I once was responsible for the design and implementation of a server NOC.Went all out for redundancy - redundant power out the wazoo. It's undoing, even though I'd recommended it was not hosting a DNS zone copy. Oops.
Nice.
It's great that all of this is being introduced to us by someone taking time out from his regular job as a waiter at a cocktail bar. Seriously, there is nothing wrong with a tie. Great stuff, though.
is that the main character from Fallout 4?
It is the nicest "looking" one I have seen.
"Medical research?" "H.R. management?" "Economics research?" "Academic research"? Then why all the high security?

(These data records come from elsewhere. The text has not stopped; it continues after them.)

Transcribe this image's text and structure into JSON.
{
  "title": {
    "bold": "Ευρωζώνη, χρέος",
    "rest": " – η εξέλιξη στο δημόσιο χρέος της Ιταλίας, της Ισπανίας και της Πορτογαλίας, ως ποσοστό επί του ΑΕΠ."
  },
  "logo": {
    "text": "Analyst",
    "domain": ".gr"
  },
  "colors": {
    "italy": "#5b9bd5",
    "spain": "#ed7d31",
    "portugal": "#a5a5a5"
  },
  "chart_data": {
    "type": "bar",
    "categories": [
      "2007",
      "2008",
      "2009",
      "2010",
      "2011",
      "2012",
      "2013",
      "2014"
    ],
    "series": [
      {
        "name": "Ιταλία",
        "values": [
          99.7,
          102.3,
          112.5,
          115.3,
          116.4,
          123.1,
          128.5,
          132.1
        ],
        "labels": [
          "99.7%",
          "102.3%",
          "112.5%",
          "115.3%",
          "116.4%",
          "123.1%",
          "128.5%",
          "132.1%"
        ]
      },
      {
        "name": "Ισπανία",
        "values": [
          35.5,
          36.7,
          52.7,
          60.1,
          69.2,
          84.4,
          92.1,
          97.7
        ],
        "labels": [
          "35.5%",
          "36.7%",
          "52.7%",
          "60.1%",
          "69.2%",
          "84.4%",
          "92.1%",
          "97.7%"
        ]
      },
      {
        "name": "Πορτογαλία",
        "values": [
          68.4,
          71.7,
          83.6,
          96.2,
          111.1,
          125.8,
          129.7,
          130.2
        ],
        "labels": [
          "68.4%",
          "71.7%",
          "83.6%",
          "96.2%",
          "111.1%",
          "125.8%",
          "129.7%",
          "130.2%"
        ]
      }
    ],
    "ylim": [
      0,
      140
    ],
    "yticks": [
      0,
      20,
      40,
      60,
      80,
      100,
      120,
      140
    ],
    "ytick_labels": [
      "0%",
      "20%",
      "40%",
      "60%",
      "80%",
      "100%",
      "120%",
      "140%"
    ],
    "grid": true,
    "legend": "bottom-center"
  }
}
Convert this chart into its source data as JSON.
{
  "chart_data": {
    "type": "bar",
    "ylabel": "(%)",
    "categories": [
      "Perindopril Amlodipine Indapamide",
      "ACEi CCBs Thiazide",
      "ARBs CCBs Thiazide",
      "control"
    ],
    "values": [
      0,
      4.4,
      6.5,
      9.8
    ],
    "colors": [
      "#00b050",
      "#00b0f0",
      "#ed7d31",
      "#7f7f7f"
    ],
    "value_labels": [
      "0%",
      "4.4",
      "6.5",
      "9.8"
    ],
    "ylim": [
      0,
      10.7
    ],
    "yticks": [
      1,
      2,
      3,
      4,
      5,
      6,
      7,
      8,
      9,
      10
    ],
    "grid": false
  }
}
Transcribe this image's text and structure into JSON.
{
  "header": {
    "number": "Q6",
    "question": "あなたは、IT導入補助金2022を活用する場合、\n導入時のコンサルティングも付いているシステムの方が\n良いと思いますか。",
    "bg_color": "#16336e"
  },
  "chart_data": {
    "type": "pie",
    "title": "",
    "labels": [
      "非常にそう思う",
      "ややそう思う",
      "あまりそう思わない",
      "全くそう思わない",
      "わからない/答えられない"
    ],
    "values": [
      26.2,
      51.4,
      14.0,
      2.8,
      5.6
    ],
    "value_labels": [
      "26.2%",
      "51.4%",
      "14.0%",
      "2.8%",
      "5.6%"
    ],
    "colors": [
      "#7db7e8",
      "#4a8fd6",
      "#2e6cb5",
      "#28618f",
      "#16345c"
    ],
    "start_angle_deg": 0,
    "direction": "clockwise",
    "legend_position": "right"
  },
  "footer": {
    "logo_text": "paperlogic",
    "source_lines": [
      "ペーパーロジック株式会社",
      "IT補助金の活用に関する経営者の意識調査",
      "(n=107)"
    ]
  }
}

The iPhone's fingerprint sensor has shown that even this vein reader probably can be tricked.
My desktop computer is noisier than that during the summer
Now try doing that with Amazon.
But can you play Minecraft on this?
That's a lot of IT.
and I thought our server room was neat ....
Pod-people… LOL.
Interesting though, that they've got a wardrobe full of infinity at 4:30.
Question- if you mined cryptocurrency with that setup would it make a profit?
+MagikGimp Going on an average value, if such a thing is plausible of course.